This is long since it covers a few different topics, and it jumps around, so please bear with this…
Assuming the Nano still boots, what do you see from “lsblk -f
”? I’m betting “/dev/mmcblk0p1
” (which is eMMC; it could be “/dev/mmcblk1p1
” if it is an SD card model, which it is not) is mounted on “/
”. I need to verify this is an eMMC model, and that command will answer this.
If you wish to clone (you might not care): Cloning should work regardless of carrier board so long as the device mode USB wiring is present (that’s the micro-OTG USB connector). However, any software used for actual flash likely has to come from Seeed for that particular carrier board/module combination (there are exceptions, and you might have such an exception). Furthermore, if Seeed says to use the NVIDIA SDK Manager, then it implies the firmware and carrier board layout match the dev kit; this simplifies things, but if they are not matches, then this can cause a lot of frustrating problems. Incidentally, adding an SD card slot to the carrier board, with all else being a match to the dev kit, means everything would work except for the SD card until the firmware (device tree) is set up for this.
WSL is very problematic. VMs in general tend to fail USB during a flash since they don’t handle USB correctly unless the user has manually set this up. There is also an issue with “loopback”, which I’ll describe since it might or might not matter. Note that the original WSL (the original WSL, not WSL2) stands no chance at being adjusted for loopback, but WSL2 does (though it probably is quite a learning curve). eMMC models don’t have pre-built o/s partitions, and require loopback to build. Just to emphasize, WSL2 has the ability to modify the kernel, and thus can get loopback, but by default I don’t think it does. Doing so is not trivial.
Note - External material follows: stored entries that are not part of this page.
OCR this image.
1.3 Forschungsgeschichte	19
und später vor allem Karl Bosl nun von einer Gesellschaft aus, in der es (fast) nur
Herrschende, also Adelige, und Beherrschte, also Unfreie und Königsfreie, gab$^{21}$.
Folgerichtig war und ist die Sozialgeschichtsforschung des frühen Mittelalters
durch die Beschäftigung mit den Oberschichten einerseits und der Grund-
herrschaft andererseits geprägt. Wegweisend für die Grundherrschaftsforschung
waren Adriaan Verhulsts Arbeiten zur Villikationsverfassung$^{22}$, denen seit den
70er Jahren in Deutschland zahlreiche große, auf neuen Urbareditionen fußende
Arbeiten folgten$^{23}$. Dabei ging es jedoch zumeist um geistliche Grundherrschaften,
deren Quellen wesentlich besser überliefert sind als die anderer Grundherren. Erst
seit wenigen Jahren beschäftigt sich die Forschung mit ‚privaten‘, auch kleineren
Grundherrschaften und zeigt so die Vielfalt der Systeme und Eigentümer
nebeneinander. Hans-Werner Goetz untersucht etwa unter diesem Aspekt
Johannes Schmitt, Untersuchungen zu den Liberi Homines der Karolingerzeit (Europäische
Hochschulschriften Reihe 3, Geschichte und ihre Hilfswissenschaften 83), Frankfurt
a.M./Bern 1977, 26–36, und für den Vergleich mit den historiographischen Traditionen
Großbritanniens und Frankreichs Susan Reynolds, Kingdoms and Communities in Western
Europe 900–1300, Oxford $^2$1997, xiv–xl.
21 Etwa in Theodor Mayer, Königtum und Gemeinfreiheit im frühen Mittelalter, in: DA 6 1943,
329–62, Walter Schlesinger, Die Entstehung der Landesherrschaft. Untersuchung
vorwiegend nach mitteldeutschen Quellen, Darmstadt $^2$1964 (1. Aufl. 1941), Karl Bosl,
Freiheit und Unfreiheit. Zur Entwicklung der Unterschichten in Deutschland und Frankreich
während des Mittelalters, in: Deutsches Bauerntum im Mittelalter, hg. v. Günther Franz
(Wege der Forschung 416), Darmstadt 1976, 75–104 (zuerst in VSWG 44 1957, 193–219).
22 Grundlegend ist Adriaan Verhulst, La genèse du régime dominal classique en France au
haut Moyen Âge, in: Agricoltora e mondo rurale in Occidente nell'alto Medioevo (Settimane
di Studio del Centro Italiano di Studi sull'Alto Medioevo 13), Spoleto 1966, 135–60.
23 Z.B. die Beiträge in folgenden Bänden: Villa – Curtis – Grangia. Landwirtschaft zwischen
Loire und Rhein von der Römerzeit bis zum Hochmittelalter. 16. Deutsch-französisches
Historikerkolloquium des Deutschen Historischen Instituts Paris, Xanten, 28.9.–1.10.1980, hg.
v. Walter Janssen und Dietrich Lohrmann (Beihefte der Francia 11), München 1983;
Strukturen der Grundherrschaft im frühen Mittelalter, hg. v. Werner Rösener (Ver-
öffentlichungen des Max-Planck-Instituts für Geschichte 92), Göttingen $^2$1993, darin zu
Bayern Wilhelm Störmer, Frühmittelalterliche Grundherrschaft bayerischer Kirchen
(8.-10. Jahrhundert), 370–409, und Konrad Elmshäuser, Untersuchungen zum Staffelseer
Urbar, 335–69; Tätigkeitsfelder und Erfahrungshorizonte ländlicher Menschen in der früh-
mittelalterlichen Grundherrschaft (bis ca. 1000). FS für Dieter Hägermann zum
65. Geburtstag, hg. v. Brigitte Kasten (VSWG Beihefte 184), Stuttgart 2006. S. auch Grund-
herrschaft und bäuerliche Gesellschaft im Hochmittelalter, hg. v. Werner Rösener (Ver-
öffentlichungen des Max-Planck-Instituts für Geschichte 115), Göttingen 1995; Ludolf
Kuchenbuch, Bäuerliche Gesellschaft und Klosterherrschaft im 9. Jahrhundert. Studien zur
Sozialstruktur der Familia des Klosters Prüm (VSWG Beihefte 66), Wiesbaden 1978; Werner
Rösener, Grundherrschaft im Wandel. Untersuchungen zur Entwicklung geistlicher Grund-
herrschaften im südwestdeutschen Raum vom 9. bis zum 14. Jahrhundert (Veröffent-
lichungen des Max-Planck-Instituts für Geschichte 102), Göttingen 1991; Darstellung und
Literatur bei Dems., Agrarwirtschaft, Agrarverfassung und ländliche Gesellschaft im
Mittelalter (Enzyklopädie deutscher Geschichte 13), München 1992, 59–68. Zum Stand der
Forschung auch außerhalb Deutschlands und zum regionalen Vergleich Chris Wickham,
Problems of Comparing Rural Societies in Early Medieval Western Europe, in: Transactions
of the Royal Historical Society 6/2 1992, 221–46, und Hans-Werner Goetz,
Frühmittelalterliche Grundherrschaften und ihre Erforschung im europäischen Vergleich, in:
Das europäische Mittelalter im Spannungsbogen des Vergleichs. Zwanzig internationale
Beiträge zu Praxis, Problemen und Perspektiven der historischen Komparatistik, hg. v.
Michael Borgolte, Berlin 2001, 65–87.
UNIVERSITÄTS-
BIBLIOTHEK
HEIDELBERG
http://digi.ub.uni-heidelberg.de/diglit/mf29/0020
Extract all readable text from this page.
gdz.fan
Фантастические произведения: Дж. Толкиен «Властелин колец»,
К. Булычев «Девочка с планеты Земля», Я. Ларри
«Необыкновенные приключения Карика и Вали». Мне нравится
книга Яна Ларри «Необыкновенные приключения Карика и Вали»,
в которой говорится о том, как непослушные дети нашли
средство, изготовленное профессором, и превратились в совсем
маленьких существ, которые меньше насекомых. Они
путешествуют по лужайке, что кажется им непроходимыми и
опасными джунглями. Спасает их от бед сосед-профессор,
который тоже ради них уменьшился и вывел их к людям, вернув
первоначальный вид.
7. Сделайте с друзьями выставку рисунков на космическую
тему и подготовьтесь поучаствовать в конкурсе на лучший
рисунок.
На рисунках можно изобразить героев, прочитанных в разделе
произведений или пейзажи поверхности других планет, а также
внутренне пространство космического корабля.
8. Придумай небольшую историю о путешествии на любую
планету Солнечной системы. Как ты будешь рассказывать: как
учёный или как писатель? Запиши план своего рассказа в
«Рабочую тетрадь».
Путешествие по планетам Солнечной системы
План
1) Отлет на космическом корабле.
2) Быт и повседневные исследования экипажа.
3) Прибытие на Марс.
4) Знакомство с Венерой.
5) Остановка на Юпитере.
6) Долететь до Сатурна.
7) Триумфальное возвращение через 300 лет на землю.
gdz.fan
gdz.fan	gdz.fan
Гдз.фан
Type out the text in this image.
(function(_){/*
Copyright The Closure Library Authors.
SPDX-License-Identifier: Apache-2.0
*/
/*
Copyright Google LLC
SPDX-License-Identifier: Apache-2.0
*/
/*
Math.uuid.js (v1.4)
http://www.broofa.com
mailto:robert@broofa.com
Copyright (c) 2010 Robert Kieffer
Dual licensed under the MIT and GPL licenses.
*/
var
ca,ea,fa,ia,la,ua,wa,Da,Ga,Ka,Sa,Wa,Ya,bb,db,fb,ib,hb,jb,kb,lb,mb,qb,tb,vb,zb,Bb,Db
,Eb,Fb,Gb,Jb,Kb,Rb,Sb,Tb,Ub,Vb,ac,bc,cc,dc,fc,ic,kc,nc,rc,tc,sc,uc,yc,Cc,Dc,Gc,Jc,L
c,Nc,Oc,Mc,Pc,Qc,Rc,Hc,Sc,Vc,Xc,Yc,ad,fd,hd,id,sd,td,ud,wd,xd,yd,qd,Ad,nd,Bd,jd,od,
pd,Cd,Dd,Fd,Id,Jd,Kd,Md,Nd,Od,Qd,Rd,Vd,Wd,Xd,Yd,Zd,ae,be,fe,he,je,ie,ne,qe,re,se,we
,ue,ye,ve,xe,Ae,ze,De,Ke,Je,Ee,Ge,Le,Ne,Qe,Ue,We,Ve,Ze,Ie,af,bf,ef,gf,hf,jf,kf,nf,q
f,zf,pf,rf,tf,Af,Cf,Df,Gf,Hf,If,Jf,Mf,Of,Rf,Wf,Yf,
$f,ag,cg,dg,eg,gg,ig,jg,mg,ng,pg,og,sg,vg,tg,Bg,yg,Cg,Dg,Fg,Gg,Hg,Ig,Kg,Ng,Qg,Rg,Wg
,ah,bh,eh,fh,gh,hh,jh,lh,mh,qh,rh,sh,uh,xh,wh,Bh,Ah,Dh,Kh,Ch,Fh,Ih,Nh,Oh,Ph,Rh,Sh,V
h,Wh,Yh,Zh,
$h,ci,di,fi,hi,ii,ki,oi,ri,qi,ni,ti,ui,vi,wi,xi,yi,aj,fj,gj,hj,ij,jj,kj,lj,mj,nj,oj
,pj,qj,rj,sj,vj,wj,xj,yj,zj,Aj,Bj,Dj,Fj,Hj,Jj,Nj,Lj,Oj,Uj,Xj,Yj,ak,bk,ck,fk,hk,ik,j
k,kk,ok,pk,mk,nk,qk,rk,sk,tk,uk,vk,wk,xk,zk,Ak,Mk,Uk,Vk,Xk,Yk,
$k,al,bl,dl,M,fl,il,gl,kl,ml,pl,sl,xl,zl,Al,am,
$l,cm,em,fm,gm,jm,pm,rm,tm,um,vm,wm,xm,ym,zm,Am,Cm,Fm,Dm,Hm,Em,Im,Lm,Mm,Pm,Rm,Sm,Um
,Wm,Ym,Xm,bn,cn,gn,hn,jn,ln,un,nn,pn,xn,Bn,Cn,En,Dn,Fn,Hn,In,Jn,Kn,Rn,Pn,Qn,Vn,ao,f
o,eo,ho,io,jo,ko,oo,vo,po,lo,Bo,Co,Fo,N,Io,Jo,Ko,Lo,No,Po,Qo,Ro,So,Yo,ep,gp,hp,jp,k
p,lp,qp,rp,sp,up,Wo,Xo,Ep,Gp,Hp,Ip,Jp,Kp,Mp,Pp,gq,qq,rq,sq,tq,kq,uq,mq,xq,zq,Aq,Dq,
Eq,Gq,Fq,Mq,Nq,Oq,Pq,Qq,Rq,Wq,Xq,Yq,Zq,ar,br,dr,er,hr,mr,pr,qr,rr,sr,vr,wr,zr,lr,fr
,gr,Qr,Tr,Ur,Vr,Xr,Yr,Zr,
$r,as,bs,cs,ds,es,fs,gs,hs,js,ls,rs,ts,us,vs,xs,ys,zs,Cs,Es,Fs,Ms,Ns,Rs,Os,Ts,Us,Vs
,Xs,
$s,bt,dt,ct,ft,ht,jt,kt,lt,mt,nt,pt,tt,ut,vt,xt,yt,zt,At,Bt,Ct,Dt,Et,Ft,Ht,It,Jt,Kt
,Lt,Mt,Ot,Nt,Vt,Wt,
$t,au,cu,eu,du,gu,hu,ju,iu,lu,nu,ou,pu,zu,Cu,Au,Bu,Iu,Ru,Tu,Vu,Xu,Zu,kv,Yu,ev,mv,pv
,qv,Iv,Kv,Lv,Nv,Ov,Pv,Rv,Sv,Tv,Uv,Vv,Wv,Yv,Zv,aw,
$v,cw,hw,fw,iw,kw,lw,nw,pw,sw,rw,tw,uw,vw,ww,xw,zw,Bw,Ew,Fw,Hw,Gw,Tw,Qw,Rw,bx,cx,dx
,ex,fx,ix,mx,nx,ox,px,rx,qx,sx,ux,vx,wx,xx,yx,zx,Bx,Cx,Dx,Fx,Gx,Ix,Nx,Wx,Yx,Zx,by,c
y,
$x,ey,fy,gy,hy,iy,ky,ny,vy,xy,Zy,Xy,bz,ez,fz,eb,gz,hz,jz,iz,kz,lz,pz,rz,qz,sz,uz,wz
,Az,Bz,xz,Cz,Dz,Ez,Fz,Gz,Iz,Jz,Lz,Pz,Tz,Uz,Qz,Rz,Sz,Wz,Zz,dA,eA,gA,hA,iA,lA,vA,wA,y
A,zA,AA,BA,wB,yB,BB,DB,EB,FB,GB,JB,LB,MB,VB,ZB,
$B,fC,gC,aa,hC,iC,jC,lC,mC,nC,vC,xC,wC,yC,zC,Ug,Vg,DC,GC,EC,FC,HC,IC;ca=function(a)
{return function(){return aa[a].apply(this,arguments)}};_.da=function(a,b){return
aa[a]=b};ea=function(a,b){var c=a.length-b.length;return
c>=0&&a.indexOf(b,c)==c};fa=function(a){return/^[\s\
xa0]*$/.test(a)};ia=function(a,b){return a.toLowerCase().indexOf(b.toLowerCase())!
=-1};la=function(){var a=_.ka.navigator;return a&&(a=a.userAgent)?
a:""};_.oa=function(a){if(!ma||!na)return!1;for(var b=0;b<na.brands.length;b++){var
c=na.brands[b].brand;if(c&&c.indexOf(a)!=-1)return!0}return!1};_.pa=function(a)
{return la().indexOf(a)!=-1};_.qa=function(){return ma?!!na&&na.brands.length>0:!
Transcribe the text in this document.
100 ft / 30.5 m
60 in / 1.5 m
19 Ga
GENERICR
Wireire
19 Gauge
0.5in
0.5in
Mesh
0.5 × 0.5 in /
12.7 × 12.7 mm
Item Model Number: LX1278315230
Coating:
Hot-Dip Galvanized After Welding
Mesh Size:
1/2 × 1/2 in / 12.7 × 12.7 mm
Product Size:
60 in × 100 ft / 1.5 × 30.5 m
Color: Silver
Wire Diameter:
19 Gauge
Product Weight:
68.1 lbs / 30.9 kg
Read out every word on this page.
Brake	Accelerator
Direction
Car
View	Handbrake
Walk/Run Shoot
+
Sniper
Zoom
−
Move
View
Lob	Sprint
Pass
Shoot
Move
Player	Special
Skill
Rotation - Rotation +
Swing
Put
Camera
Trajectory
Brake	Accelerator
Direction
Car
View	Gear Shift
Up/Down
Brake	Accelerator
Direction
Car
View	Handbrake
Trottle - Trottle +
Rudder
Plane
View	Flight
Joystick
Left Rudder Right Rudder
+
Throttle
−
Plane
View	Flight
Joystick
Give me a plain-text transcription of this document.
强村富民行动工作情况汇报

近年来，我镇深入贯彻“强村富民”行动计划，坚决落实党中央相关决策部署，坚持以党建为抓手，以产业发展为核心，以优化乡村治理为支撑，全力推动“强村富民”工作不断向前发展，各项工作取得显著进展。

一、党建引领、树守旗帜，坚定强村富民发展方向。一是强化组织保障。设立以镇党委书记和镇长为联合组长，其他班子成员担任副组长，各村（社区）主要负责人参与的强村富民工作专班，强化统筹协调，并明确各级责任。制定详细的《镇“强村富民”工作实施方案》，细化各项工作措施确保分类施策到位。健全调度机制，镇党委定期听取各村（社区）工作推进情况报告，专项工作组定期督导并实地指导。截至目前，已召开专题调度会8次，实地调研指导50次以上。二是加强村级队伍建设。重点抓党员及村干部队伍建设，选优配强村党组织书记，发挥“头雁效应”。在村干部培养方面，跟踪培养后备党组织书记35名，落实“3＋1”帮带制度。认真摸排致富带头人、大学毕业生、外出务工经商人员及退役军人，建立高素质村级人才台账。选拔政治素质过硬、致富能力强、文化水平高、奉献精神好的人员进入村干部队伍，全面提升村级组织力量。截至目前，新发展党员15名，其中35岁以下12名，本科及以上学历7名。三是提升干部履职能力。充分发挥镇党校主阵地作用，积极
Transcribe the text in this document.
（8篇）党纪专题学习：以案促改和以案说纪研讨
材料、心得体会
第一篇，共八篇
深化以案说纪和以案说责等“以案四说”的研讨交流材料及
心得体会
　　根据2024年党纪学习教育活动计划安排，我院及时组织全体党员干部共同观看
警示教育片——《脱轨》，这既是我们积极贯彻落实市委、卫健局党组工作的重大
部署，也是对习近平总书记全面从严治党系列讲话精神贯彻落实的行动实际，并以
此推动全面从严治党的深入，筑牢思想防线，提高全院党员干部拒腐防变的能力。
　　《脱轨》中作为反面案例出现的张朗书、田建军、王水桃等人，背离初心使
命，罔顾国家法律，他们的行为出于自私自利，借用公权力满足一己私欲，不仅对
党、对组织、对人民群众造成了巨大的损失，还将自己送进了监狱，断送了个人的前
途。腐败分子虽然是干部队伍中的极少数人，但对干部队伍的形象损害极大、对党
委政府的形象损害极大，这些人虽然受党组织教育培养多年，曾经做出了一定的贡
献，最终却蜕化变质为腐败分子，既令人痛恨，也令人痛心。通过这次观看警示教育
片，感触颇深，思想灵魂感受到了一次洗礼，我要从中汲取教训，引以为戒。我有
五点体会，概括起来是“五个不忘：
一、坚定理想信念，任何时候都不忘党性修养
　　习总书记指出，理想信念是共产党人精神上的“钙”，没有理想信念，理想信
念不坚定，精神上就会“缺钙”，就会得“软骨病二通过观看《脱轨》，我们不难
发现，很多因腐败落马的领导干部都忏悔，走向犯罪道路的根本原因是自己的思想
Each Jetson has a lot of software which is pre-built, and is used during boot. These are all binary images, and flash neither understands what is in that data, nor does it need to understand. There is also the root filesystem, or rootfs (partition label “APP
”, it is Linux), which is not normally just a binary image (flash treats it that way, but generating the rootfs/operating system is not just binary data). Some Nanos are “SD card” models, and Linux goes on the SD card, but some are an eMMC model, whereby the solid state memory is on the module itself, and not on an SD card. The two work the same, but have different driver setup and firmware (device trees). When flashing, one has to correctly pick what to flash (for an SD card model or an eMMC model; this is in addition to other modifications if this is a third party carrier board, so it isn’t just third party versus NVIDIA, it is also eMMC versus SD card models).
Assuming your Nano uses NVIDIA’s flash software, which sounds like this is the case, your flash target would be for the eMMC model. This would make everything functional except for the SD card (this is because the SD card is present on the carrier board, and not on the module; NVIDIA’s device tree does not know this). One would either edit the device tree or add a device tree overlay (which is in essence an edit) to make the SD card visible. When visible you could monitor “dmesg --follow
” and see log lines as you insert an SD card (assuming the SD card itself is not defective, which happens; it is good to see if the SD works on other computers). Note that an overlay does not require flash. In some cases a device tree edit does not need flash either.
Getting back to loopback, consider that if this were an SD card model (and likely it is not), then you could use a pre-built image. For eMMC, this image is built by the flash software prior to upload to eMMC. This requires loopback, and WSL (the original) cannot do this. WSL2 can only do this if you are able to install a new Linux kernel to it (and perhaps you might also have to configure and build that kernel yourself, I don’t know).
Assuming we can confirm this is an eMMC model, then you can either add the overlay, or else you can flash with a loopback-enabled Ubuntu. The easiest thing you can do is to get the overlay to work. Next to that, installing a dual boot Ubuntu 18.04 would be the easiest (you’d have to partition your existing disk with enough space for Linux, then you pick Linux or Windows at the boot prompt). The most difficult path would be to make sure you have WSL2 (not the original WSL), and get instructions on installing a kernel with loopback capability (followed by correct VM setup for USB, which I can’t help with).